Sharon Melin, a wildlife biologist with the National Marine Mammal Laboratory working with National Marine Fisheries, has studied sea lion populations on San Miguel Island for more than two decades, looking for factors influencing trends in populations including El Niño, disease and competition for food.

She works with National Marine Fisheries Service as part of a research program established on San Miguel Island in 1968 bolstered with funds from the Marine Mammal Protection Act, enacted in 1972.

Melin travels to the island twice a year – once in September and once in February – to study behavior, check for disease and weigh sample newborns. She’s watched the sea lion population rise 5 percent each year until 2000. Researchers estimate there are now more than 300,000 sea lions colonizing the Channel Island rookeries.

Each June 100,000 sea lions come to the Navy-owned island. The breeding colony about 60 miles from Ventura Harbor is one of the largest in the world.

When sea lions converged on the island in 2012, there was no sign of a problem. A year later, nearly 70 percent of the newborns had died.

Many were left for days waiting on the beaches starving and losing weight. Marine mammal centers in 2013 took in more than 1,500 sea lion pups – five times higher than in a normal year.

The mothers – to nourish themselves and provide milk – swam as far as 120 miles north toward Monterrey in search of sardines and anchovies.

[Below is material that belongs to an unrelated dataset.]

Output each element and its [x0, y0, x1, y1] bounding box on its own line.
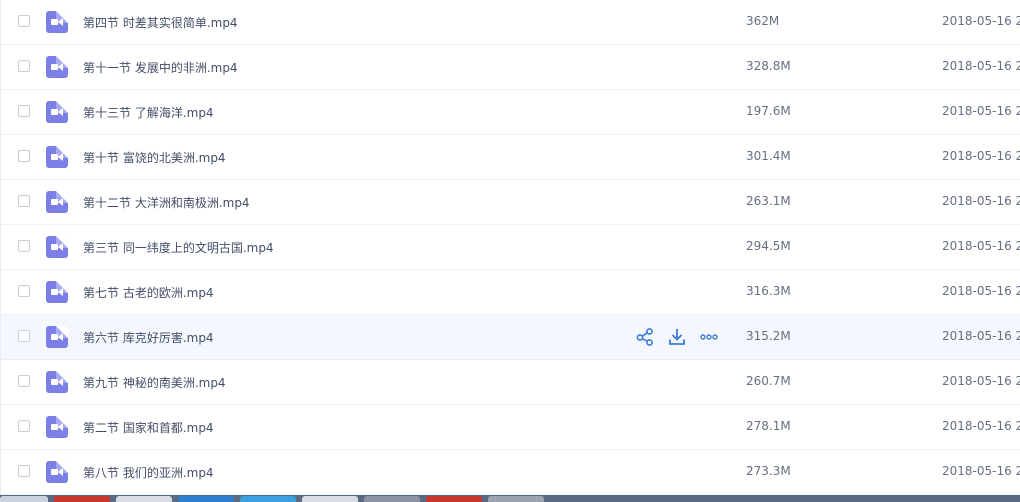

In the El Niño climate, some of these are scarce and they feed on less fatty fish producing less nutrient-rich milk. The mothers generally spend three to four days hunting. Diminished prey can make them stay out for six days.

In their struggle to survive, pups followed other, older sea lions out into the ocean too early. Those that made it littered Southern California beaches. Thousands more died on the islands along the way. Melin that year recorded pups at only half their previous weights.

Last year, sea lions produced just half the number of pups following the high death rate. But their weights were closer to the ideal – 37 pounds. Stranding numbers were normal.

When Melin traveled to San Miguel last September, the weights were down again. But sometimes the pups rebound. She noticed that not all of them were skinny. In some cases it seemed the mothers had figured it out and still had plump pups. She reported her findings to National Marine Fisheries, who funded another research trip out last month.

But the skinny pups had only gained 4 pounds. Melin put GPS tags on a dozen females to track their foraging habits. The tags will likely stay attached until April. Melin will compare that data with GPS tags put on sea lions after the 2013 strandings.

Later this month, she will go out again.

“We’ve told the centers to prepare for the worst,” she said.